Frequently asked questions about NCI designation
Q: What is National Cancer Institute designation?
As part of the National Institutes of Health, the National Cancer Institute (NCI) recognizes cancer programs that are national leaders in cancer research, treatment and education.
NCI designation is considered the “gold standard” that defines broad excellence in oncology. Such cancer centers are a major source of discovery of the nature of cancer and of the development of more effective approaches to cancer prevention, diagnosis and therapy.
They also deliver medical advances to patients and their families, educate health care professionals and the public, and reach out to underserved populations.
Q: What sets an NCI-designated cancer center apart from other institutions?
There are six essential characteristics of an NCI-designated cancer center. They are:
Facilities: Physical facilities are dedicated to cancer-focused research and to the center’s shared resources, administration and research dissemination efforts.
Organizational capabilities: The center is organized to take maximum advantage of institutional capabilities in cancer research and to plan appropriately and evaluate center strategies and activities.
Transdisciplinary collaboration and coordination: Substantial coordination, interaction and collaboration among cancer center members from a variety of disciplines enhance and add value to the productivity and quality of research in the center.
Cancer focus: A defined scientific focus on cancer research is clear from the center members’ grants and contracts, and from the structure and objectives of its formal programs.
Institutional commitment: The center is recognized as a formal organizational component with space, positions and discretionary resources.
Center director: The director is a highly qualified scientist and administrator with leadership experience and institutional authority to manage the center and further its scientific mission and objectives.
Q: What does it take to earn NCI designation?
A cancer center must prove itself capable of making a major contribution to cancer research. Earning NCI designation is an intensive process that usually takes years to attain.
All NCI-designated cancer centers receive substantial financial support from NCI grants and are re-evaluated each time their cancer center support grant comes up for renewal (generally every three to five years).
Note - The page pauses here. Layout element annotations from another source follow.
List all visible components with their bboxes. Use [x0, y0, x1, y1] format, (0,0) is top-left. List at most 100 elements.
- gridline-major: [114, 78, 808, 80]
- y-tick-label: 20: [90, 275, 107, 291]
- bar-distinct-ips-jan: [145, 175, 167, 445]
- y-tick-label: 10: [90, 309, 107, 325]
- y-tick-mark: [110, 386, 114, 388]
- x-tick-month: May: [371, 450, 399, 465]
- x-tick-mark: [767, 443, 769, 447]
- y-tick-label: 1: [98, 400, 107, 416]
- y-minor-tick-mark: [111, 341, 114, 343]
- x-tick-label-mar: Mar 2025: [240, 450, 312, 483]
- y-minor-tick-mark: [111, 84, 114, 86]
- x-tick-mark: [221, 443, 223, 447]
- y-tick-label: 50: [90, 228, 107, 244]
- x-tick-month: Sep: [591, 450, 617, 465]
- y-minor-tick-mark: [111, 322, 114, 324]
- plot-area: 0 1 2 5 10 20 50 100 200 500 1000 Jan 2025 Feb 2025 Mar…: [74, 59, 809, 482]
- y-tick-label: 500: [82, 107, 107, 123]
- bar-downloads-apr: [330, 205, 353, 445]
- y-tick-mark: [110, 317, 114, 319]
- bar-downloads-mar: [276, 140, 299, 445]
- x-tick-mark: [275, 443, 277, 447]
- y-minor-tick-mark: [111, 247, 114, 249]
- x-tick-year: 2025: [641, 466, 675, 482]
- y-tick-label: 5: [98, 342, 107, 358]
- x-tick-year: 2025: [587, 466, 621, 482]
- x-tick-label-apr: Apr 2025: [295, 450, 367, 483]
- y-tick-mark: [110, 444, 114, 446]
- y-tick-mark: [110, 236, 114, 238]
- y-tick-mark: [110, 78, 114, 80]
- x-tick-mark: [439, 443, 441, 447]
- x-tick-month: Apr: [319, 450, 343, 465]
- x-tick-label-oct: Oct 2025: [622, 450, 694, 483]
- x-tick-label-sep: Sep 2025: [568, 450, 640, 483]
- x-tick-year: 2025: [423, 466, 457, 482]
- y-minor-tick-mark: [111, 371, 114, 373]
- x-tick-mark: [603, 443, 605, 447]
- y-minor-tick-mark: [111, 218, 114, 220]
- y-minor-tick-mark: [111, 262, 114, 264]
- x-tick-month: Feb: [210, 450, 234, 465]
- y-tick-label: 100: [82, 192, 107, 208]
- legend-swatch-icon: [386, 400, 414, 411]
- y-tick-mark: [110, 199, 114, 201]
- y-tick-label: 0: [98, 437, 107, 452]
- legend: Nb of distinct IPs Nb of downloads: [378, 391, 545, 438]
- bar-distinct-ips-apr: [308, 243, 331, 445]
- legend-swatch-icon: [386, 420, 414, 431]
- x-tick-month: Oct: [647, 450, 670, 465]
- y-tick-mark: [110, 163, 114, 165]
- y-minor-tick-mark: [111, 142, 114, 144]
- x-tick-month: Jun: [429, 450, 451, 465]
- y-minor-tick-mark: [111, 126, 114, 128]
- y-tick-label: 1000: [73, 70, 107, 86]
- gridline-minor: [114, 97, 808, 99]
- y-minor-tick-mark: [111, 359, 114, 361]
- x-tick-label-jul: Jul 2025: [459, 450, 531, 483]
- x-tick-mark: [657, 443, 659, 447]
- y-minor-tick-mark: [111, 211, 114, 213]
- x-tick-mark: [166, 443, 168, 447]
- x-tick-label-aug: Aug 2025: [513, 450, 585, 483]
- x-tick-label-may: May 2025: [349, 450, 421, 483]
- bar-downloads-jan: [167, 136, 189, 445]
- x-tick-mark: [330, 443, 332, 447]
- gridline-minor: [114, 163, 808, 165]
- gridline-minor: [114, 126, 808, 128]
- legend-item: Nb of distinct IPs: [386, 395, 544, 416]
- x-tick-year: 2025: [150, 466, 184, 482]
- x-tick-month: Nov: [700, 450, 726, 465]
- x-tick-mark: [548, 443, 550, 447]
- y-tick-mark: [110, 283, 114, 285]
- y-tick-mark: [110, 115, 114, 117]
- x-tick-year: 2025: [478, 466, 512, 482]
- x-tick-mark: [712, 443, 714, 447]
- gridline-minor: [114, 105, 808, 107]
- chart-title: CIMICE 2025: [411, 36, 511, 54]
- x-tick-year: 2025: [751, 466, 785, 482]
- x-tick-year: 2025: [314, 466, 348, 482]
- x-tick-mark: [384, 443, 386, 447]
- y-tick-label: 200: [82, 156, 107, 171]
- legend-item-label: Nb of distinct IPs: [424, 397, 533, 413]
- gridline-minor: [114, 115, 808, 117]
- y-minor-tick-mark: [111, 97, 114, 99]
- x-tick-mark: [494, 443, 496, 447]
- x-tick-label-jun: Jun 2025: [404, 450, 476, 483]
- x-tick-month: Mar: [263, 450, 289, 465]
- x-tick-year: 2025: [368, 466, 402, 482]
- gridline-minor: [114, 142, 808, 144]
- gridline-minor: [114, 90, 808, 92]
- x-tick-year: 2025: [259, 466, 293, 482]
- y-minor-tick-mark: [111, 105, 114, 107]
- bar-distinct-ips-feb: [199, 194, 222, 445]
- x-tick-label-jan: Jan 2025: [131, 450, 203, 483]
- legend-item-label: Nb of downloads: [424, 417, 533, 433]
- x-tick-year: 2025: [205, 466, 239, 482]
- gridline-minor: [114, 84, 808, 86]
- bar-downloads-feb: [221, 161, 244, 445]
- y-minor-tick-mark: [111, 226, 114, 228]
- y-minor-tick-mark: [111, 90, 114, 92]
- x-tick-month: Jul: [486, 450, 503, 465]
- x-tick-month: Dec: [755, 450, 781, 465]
These awards fund formal research programs that foster interactions between basic laboratory, clinical and population scientists; access for investigators to shared services and technologies that are necessary to their research efforts; and other scientific infrastructure.
Q: What does NCI designation mean to patients?
Patients receiving care at an NCI-designated cancer center are the first in line for the newest, most promising therapies and laboratory findings. They have more opportunities to take part in clinical trials that test new treatments, and they are able to receive individualized care much closer to home.